トッド・ブラウニングの映画的なそのものの意味ではなくて、
“異能”というような意味でよく使ってるんだけど。

個人的には、例えば、
バランスの取れてるような選手にはほとんど魅力を感じず、
どこか極端に偏ってたり、“変”だったりという、
長所なのか欠陥なのかよくわからないけれど、
とにかく人の違和感を、喚起し続けられる特徴を持つ選手、
いわば、人格的なことなんかはどうだっていいのであって、
むしろ日常においては、愚だったり陰だったりするのに、
ピッチの中では、悪魔と取り引きでもしてるかのごとき、
異様な覚醒感や美しさに輝く選手、
欠落と裏腹の、
それしかない、でもそれで全てを決することさえできる、
要するに、フリークス的な才を持つ選手を、
溺愛する傾向にあるというわけだ。

まぁ、単純に言うと、それが良かろうが悪かろうが、
どんなことを次にしてくるのか予想のつきにくい、
つまり、わけのわかんない選手が大好きなのだけど、
現在は、ここ数年で何度もプレーを見るようになった、
江東区出身、梶山陽平が特別のお気に入りである。
いや、極端な話をすれば、たとえチームがどうあろうと、
彼がフリーキーな輝きを、それもチラとでも放てば、
それだけでOKだったりする。
紛れもないミーハー。立派サポーターに比してのクズ。
けれど爺は別扱いとして、
尾亦弘友希の“左足”以来の偏愛なので、
クズと言われたって気にしない。
講釈や啓蒙での“自己実現”なんてどうでもいいし。
そうそう、嫌いなチームにいたエヂムンドだって、
変わることないアイドルであり続けてるわけだし。

ということで、昨晩。
常に奴中心にしか見てないがために、
右へのトラップ段階から、向かってゴール左隅へ、
ボールが吸い込まれていくまでの一部始終を、
目の前で全てしっかり見ることができた時は、
“早く選手交替して出せよ”とイライラしてた、
その10分ぐらい前までとは打って変わって、
ひたすらヘラヘラしてた。
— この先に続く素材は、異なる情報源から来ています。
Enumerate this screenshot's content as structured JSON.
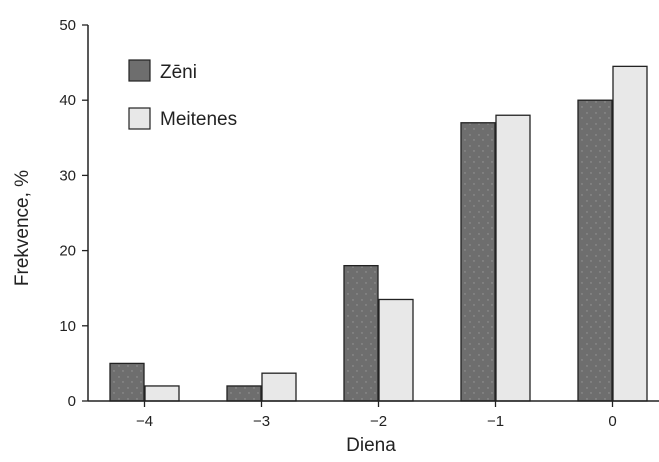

らりって。
お立ち台での、
「ゴールできそうな感じがあったんで」も、よし。
“感じ”のない選手は、所詮そういう選手でしかない。

ちなみに、”変“ということで言えば、
誰にでもわかる”変“というのは、“変”ではない。
一見“変”には見えない、ごく普通のところにこそ、
実は大きな“変”があることが多い。
「聖なるものは最も予期せぬ所に侵入する」のである。